The future of Nissan, Mitsubishi and Renault depend on what happens to Carlos Ghosn.
Chairman of auto manufacturer Nissan Carlos Ghosn was arrested in Tokyo on Monday following accusations by the company of financial misconduct.
The arrest of a man regarded as a superstar corporate manager and lauded as a guru for cutting costs and radical restructuring at Nissan has stunned the global automotive industry and sent shockwaves through corporate Japan.
Brazilian-born Ghosn—who is also chairman of Mitsubishi Motors and chairman and CEO of French carmaker Renault—remains in custody with the term of his detention extended by 10 days as of Wednesday. He is accused of under-reporting his salary from Nissan and using the company’s assets for personal gain, principally in the form of real estate purchases.
Prosecutors in Japan said that Ghosn had conspired with senior Nissan staffer Greg Kelly—also in custody in Tokyo—to understate his salary, with the alleged malfeasance commencing in 2010 and involving $44.5 million of undisclosed earnings.
A whistleblower at Nissan alerted the Japanese authorities to the alleged fraudulent activity which involved filing fake securities reports.

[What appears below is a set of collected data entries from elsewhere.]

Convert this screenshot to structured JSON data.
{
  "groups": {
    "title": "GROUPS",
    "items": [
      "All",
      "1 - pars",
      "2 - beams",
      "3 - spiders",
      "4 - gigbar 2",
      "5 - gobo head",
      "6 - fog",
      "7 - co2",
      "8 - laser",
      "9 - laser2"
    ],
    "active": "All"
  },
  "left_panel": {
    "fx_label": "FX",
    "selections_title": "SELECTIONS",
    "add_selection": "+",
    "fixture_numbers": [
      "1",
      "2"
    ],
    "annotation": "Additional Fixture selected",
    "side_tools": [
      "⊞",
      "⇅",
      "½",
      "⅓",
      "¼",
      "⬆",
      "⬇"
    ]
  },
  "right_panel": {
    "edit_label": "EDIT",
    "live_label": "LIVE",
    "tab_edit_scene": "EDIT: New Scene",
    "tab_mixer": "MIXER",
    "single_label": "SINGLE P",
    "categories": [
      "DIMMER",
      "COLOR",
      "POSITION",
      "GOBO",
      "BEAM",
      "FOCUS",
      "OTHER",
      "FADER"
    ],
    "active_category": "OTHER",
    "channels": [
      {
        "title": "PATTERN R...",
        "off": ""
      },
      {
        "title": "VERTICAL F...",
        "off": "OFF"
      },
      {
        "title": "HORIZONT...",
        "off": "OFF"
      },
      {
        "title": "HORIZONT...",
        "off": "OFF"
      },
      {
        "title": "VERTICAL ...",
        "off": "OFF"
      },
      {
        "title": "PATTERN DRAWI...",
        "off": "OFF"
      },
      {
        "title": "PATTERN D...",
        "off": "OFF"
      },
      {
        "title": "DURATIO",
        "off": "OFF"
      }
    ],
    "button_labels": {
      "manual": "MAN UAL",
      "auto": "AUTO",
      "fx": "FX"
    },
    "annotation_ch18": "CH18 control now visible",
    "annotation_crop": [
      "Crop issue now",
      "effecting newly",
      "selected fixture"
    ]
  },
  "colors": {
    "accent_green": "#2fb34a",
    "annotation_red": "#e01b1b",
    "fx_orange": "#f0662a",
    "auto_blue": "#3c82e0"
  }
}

If convicted, Ghosn faces 10 years in jail. He is expected to be formally sacked by Nissan on Thursday, although he retains his position at Renault and Mitsubishi Motors.

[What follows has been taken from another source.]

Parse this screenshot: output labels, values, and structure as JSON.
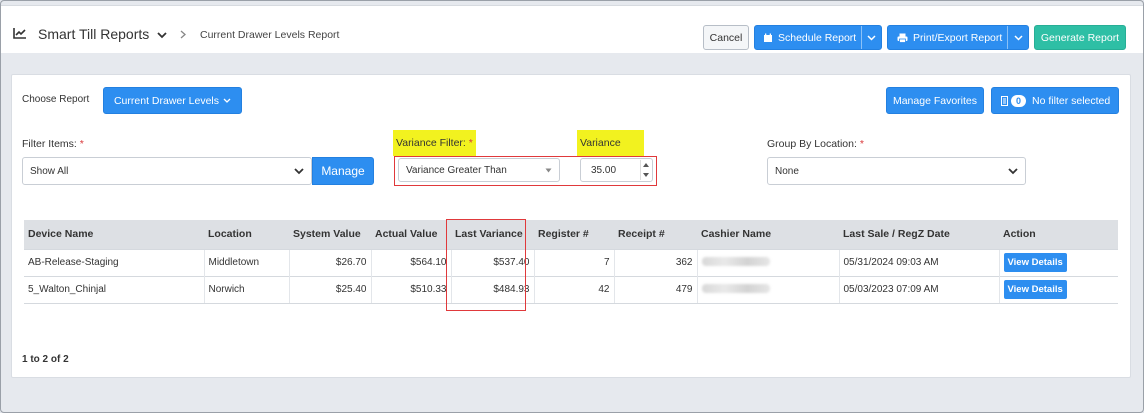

The dramatic arrest and detention of Ghosn shines a light on the less-than-pristine state of corporate governance in Japan, where an opaque operating environment is the norm and where cross-shareholding—long a hallmarks of the Japanese business landscape—has often worked to the detriment of minority shareholders.
Ghosn presided over the creation in 1999 of a tripartite alliance between Nissan, Mitsubishi Motors and Renault under which the companies—which combined account for one out of every nine automobiles sold around the world—share costs and technology across brands. The alliance involves cross-shareholdings whereby Renault has a 43% voting stake in Nissan while the latter holds a 15% non-voting stake in Nissan.
This structure has proved controversial and is often held up as a prime example of opaque governance. Despite having built a “rockstar” reputation as one of the world’s most visible and admired CEOs for turning around the ailing Nissan brand, Ghosn has been accused of running the alliance like a fiefdom and exerting overbearing influence on the trio of companies. That is an accusation that his detractors believe has been fully vindicated by this week’s arrests.
Nissan stock plunged from ¥1,016 a share to ¥941 on Monday in Tokyo as news of the arrests was made public while Renault's fell from €64.6 to €56.26 and Mitsubishi Motors from ¥729 to ¥685 a share on the same day.
Nissan Motor Financial Services—a frequent issuer of yen bonds and widely held by Japanese investors—saw yield spreads on its outstanding debt to Japanese government bonds widen on the news of Ghosn’s arrest.
There was a modest recovery in the stock prices of the alliance members on Wednesday and bond spreads also tightened marginally as investors mulled the viability of the alliance as Ghosn’s fate hangs in the balance.
Prior to Ghosn's arrest, there were formal talks being conducted to cement a full merger of Nissan and Renault. The talks kicked off in March and were widely seen in the industry as likely to succeed in merging the two companies as a single listed corporation, one which would produce an automaker able to rival industry giants Volkswagen and Toyota in terms of sales and product innovation.